Pour un intellectuel collectif

Si la pandémie de la Covid 19 a créé une césure historique dans les sociétés du monde entier, dans les milieux des arts de la scène, elle a produit un coup de semonce en neutralisant le spectacle vivant dans l’espace social. La catégorie, devenue soudain prépondérante, du « non-essentiel » a généré un doute quant à la place, voire la fonction, du théâtre dans la société. Au sortir de la crise, les programmations pléthoriques et l’enjeu de la diffusion devenu désormais encore plus crucial, ont transformé le doute en ambiguïté : pour de nombreux jeunes, immergés dans les mondes numériques, le théâtre était tout simplement devenu « abstrait ».

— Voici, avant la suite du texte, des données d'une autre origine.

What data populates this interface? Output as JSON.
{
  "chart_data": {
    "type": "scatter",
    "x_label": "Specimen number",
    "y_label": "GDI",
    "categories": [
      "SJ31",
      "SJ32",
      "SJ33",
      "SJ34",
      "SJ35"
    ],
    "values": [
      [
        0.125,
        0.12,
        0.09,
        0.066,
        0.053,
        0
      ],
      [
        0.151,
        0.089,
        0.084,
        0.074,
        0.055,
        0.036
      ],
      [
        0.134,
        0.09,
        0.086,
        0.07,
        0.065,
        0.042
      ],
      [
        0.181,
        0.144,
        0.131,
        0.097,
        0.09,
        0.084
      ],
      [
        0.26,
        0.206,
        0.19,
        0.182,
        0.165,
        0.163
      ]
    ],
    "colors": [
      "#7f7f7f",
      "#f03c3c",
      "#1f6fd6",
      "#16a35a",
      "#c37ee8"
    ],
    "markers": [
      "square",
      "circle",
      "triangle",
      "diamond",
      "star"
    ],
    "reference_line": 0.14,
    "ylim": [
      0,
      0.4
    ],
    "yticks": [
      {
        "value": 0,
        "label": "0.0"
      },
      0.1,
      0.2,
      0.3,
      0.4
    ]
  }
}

Si la parenthèse semble s’être refermée et si le cours des choses paraît avoir repris « comme avant », la place sociale du théâtre et des arts de la scène fait cependant de moins en moins sens dans et pour la société tout entière. De nombreuses initiatives voient ainsi le jour pour diffuser les spectacles en streaming afin d’atteindre un public plus large. Mais dans le métatexte affiché sur les plateformes de streaming, il est plus souvent question, comme pour les autres programmes, des thèmes ou des sujets traités dans les spectacles là où les équipes artistiques, comme celles chargées des relations publiques, s’ingénient à faire sentir la dimension vivante du théâtre, qui par de multiples formes de participation ou d’immersion, qui via des ateliers de pratique. L’institution théâtrale semble elle-même poussée vers une position plus relative au sein de la culture subventionnée. Ainsi, en Fédération Wallonie-Bruxelles (Belgique), en janvier 2024, la répartition des subventions entre les différents secteurs de la culture fut l’objet de critiques la jugeant trop favorable aux arts de la scène1.  Auparavant, les critiques de la politique culturelle portaient plus directement sur la faiblesse des moyens alloués à la culture dans son ensemble. Un processus suit son cours et il change la place du théâtre dans les cadres de perceptions collectives.

Pourtant, cet art préserve indéniablement un pouvoir d’attraction pour ceux qui le découvrent. C’est que, peut-être, quelque chose s’y joue qui ravive l’énergie du vivant contre la fatigue nerveuse du numérique.

C’est aussi que le théâtre est une pratique sociale. Il s’inscrit immédiatement dans la société selon de multiples modalités, mais il tisse aussi du social par son dispositif même, côté scène et côté public. Le théâtre est « agissant » car il nécessite et crée une assemblée, même éphémère, avec un nombre très réduit d’intermédiaires.

Le regard inquiet questionne alors les modalités et les enjeux de son inscription dans la société, sans le filtre des préconstructions et des catégories qui occultent toujours un peu le point de vue d’où l’on parle et d’où l’on analyse. Immanquablement, cet art vivant et du vivant fait ainsi l’objet d’usages sociaux qui, s’ils interpellent souvent le sens critique, constituent néanmoins une réalité devant être mise objectivement à l’étude.

Mais le théâtre « appartient à l’art » et, dans notre monde progressivement occupé par les industries culturelles, cette seconde propriété ou qualité se profile imperceptiblement comme une énigme. Une énigme qui invite à cheminer, si on relaie Jean-Marie Piemme écrivant en 1983 dans un texte intitulé « Le théâtre comme art minoritaire » : « Le théâtre aujourd’hui : moins de prestige, moins de pouvoir symbolique, mais une plus grande capacité de jouissance de l’inconnu2 ».

Exploration de « l’état de l’art » et discussion de « (re)configurations » seront ici assemblées en un espace de débats et dans une tension dialectique visant à l’objectivité. Elles le seront aussi en considérant que ni les chercheurs ni les praticiens ne sont des adjuvants l’un de l’autre mais participent de processus d’expertises croisées, à l’instar des dispositifs mis en place par la Maison des Sciences de l’Homme de l’Université de Liège qui a soutenu la création de cette revue3. Avec une part d’optimisme peut-être, mais l’intention néanmoins que se dessine l’espace-temps où « l’intellectuel collectif (écrivains, artistes, chercheurs…) peut jouer son rôle, irremplaçable, en contribuant à créer les conditions sociales d’une production collective d’utopies réalistes4. ».

Nancy Delhalle

1 A. LALLEMAND, « Déséquilibré, le budget culture met à mal l’édition littéraire », Le Soir, 18 janvier 2024.
2 PIEMME Jean-Marie, « Le théâtre comme art minoritaire », Le Souffleur inquiet, édition augmentée, Espace Nord, 2012, p. 42.
3 Cf. https://www.msh.uliege.be/cms/c_12007633/fr/laboratoires-d-expertises-croisees
4 BOURDIEU Pierre, Contre-feux 2, éd. Raisons d’agir, 2001, p. 37.